The Crisis of Covid:



And then came Covid. Most of us are so stressed out; there is too much anxiety and depression. People are burned out. Unfortunately, when we are burned out, we want relief. Relief we find by running away from tough feelings and suppressing difficult emotions by eating, drinking, entertainment, relaxation. There is nothing wrong with that, I very much understand it, and we need to do it! BUT and here is the biggest problem of our current over-commercialized world. We also need true yoga, and Acceptance and Commitment Therapy, and challenging mental health work. We need both to thrive.

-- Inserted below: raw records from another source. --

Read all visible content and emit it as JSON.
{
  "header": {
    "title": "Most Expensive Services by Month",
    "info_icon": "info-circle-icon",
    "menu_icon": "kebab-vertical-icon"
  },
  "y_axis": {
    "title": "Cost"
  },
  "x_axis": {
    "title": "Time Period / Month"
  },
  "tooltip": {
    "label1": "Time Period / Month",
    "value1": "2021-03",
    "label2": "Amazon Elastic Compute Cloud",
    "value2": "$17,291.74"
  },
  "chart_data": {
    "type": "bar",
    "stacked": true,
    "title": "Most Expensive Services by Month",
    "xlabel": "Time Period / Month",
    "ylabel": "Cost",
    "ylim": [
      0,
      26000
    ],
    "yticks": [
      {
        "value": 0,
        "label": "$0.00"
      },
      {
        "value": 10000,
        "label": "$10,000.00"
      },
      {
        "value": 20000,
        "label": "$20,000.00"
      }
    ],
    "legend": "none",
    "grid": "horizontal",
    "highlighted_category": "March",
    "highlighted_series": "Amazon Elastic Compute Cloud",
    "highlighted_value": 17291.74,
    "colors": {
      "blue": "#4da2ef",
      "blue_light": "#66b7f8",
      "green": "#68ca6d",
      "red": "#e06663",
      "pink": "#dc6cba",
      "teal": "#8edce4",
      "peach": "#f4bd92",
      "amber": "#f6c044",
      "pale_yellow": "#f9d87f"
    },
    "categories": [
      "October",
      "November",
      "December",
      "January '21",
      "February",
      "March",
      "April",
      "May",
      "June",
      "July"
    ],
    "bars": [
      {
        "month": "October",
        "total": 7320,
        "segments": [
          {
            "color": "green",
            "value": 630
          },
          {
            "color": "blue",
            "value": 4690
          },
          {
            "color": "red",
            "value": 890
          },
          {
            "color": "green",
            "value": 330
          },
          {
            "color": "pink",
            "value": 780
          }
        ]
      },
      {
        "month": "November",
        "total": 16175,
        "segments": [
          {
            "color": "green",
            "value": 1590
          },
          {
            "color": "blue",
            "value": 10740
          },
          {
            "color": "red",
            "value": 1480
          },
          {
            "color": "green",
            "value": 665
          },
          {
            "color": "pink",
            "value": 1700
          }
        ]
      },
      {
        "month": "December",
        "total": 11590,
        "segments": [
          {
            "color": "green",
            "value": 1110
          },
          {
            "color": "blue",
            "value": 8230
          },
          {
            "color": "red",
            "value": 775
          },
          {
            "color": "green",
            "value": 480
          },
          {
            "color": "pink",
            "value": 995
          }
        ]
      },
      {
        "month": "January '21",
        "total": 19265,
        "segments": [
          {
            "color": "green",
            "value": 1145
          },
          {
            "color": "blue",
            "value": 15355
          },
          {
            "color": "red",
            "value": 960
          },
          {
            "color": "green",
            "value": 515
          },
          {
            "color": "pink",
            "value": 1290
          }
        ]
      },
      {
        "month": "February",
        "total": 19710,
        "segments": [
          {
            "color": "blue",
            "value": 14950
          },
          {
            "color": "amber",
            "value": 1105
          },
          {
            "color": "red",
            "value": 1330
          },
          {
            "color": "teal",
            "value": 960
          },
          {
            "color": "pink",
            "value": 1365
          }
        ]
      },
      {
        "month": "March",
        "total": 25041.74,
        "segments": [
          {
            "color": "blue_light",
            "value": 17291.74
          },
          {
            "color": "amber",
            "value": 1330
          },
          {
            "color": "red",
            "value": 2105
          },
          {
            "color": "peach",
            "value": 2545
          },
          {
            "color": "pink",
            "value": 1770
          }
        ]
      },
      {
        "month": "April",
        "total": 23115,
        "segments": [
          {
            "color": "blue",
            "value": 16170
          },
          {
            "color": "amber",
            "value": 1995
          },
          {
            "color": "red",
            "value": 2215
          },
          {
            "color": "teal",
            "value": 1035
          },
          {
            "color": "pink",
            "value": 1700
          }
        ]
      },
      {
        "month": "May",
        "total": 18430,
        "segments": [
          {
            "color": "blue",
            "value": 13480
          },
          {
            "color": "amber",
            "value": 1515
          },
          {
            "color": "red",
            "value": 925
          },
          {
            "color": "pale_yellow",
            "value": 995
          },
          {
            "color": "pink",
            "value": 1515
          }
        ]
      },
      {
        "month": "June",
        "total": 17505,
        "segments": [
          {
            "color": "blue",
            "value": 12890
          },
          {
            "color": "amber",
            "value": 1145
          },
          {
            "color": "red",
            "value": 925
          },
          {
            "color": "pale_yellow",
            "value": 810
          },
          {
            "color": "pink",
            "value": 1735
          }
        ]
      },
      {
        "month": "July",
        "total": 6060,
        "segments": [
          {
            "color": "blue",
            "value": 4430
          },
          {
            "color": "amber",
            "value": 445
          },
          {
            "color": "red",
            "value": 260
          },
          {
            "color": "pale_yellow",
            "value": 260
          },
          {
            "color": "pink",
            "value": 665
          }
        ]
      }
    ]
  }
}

The world is set up more and more to support our addictive mind, and we keep talking about how mental illness is increasing, anxiety is growing in our culture, but we never think about fixing our culture; we keep thinking about how to feel better, which of course will make us feel worse. We are caught in a devilish cycle.


And of course, because we crave to feel better, to have great experiences, corporate/franchise yoga studios are thriving. And as salt on the wound, post-pandemic, they are expanding, taking advantage of the stressful economic situation of the individually owned, teacher-owned, traditional yoga studios. It is not enough that traditional studios cannot compete for attention in marketing via social media; what we offer is not addictive and sexy enough. But now, we have to compete with corporate studios with deeper pockets that can provide pretty facilities, showers, and a spa-like experience.


So I ask you, Dear Reader… Is yoga dead?


Social media has its place; capitalism has its place. The question is, can we use Social Media responsibly to create a healthy society, not one caught up on sensationalism, sex, and narcissism? Can we run businesses in a capitalist world in a way that sustains quality teaching and product? I think it is possible, there are those of us willing to fight to balance our world, but it feels like we are fighting not just Covid for economic survival, not just the corporate studio next door; we are fighting against a cultural take over of our mind and spirit.


Can we reclaim the word; Yoga? Or is Yoga Dead?


I know I cannot fight the world; God knows I tried, it is exhausting. But I can write this article/blog, and if you like the message, please share it. And don't forget to support your local teacher-owned quality yoga studio, even if the bathrooms are old, even if there are no fancy lights. Notice quality yoga teachers; learn to differentiate between teaching and instructing. Support good teachers and good studios that nurture the Wisdom Art of Yoga!